A leading Saudi reformist and his brother started to serve time behind bars on Saturday after being convicted of inciting women's protests in the ultra-conservative Muslim kingdom.
Abdullah al-Hamed, a prominent Islamist reformist, and his brother Issa were sentenced last November to six months and four months in jail respectively.
The sentences were upheld by an appeals court last month, but the two men were still free pending a decision on the rulings by the governor's office of al-Qassim region where their trial took place.
"The two brothers turned themselves in at 1pm after they were summoned on Wednesday to serve the sentences," a family friend said.
"They handed themselves in at the Buraida prison," in al-Qassim, 320km north of the Saudi capital Riyadh, he added, requesting anonymity.
The charges against the Hamed brothers were linked to two sit-ins last summer by women in al-Qassim.
The women mounted the protests to demand their husbands or brothers, held on suspicion of involvement in a wave of violence unleashed by suspected Islamist militants in 2003, either receive a public trial or be released.
Public protests are banned in Saudi Arabia.
More than 40 Saudi human rights activists and reformists called earlier this month for the annulment of the "unfair ruling" against the Hamed brothers.
In November, New York-based Human Rights Watch slammed Saudi Arabia for jailing the two reformers, saying the judgement proved it was illegal to criticize the authorities in the kingdom.

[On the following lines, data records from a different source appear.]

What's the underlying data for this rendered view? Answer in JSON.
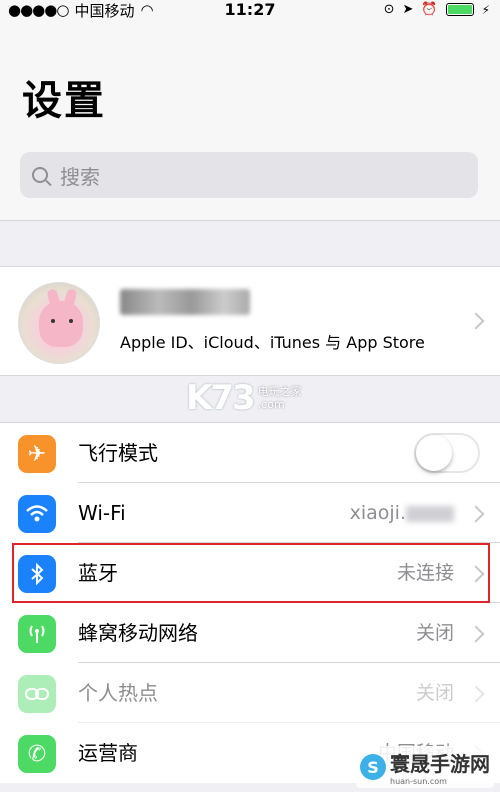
{
  "status_bar": {
    "carrier": "中国移动",
    "time": "11:27"
  },
  "header": {
    "title": "设置",
    "search_placeholder": "搜索"
  },
  "profile": {
    "name": "",
    "subtitle": "Apple ID、iCloud、iTunes 与 App Store"
  },
  "settings": [
    {
      "label": "飞行模式",
      "value": "",
      "icon": "airplane-icon",
      "color": "#f7932a",
      "toggle": false
    },
    {
      "label": "Wi-Fi",
      "value": "xiaoji.",
      "icon": "wifi-icon",
      "color": "#1a82fb"
    },
    {
      "label": "蓝牙",
      "value": "未连接",
      "icon": "bluetooth-icon",
      "color": "#1a82fb"
    },
    {
      "label": "蜂窝移动网络",
      "value": "关闭",
      "icon": "cellular-icon",
      "color": "#4cd964"
    },
    {
      "label": "个人热点",
      "value": "关闭",
      "icon": "hotspot-icon",
      "color": "#4cd964"
    },
    {
      "label": "运营商",
      "value": "中国移动",
      "icon": "phone-icon",
      "color": "#4cd964"
    }
  ],
  "watermark": {
    "k73_logo": "K73",
    "k73_text": "电玩之家",
    "k73_sub": ".com",
    "site_name": "寰晟手游网",
    "site_url": "huan-sun.com",
    "site_logo": "S"
  },
  "colors": {
    "highlight": "#e0242a",
    "toggle_off": "#e5e5ea"
  }
}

Abdullah al-Hamed was one of three reformists who spent 17 months in jail for demanding a constitutional monarchy before being pardoned by King Abdullah immediately after he assumed the throne in August 2005.
The two others -- Matruk al-Faleh and Ali al-Demaini -- were among the signatories of Sunday's statement, which the group said was issued to mark last week's ratification of the Arab Convention for Human Rights by Saudi Arabia's appointed Shura (consultative) Council.